[The Voyage Out by Virginia Woolf]@TWC D-Link bookThe Voyage Out CHAPTER I 9/28
In mid-stream the old man stayed his hands upon the oars, and as the water rushed past them, remarked that once he had taken many passengers across, where now he took scarcely any.
He seemed to recall an age when his boat, moored among rushes, carried delicate feet across to lawns at Rotherhithe. "They want bridges now," he said, indicating the monstrous outline of the Tower Bridge.
Mournfully Helen regarded him, who was putting water between her and her children.

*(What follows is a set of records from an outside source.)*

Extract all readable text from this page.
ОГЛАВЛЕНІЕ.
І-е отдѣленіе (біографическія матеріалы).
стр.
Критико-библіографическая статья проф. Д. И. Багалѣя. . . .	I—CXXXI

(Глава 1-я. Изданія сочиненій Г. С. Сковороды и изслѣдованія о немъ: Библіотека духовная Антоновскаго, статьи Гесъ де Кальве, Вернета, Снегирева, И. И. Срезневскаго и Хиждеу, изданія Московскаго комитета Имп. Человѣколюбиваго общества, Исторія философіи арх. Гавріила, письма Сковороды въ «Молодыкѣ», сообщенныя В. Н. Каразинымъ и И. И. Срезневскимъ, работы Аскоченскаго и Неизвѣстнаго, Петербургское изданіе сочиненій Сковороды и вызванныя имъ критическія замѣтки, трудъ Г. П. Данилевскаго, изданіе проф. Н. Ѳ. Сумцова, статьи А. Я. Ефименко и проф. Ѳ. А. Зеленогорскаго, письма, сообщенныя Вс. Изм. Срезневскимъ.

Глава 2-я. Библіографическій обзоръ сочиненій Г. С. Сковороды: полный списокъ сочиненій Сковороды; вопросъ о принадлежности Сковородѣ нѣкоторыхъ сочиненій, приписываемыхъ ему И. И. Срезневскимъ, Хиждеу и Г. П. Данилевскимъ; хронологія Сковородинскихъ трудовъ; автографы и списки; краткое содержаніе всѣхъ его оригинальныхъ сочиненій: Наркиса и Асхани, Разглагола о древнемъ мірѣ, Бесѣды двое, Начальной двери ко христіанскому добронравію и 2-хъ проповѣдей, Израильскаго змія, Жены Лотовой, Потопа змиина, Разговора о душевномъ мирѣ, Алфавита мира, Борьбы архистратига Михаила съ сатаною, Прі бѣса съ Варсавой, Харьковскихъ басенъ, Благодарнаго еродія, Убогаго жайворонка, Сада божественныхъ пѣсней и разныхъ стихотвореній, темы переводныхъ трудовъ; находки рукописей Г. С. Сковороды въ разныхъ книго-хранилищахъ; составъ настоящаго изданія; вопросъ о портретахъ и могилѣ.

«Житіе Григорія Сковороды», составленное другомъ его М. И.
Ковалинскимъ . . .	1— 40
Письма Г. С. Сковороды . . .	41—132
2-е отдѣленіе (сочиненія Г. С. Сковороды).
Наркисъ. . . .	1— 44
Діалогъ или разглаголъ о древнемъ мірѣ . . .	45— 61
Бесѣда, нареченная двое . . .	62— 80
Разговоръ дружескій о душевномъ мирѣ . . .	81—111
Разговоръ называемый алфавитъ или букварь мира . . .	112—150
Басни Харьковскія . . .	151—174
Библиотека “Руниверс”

Mournfully she gazed at the ship they were approaching; anchored in the middle of the stream they could dimly read her name--_Euphrosyne_. Very dimly in the falling dusk they could see the lines of the rigging, the masts and the dark flag which the breeze blew out squarely behind. As the little boat sidled up to the steamer, and the old man shipped his oars, he remarked once more pointing above, that ships all the world over flew that flag the day they sailed.
In the minds of both the passengers the blue flag appeared a sinister token, and this the moment for presentiments, but nevertheless they rose, gathered their things together, and climbed on deck. Down in the saloon of her father's ship, Miss Rachel Vinrace, aged twenty-four, stood waiting her uncle and aunt nervously.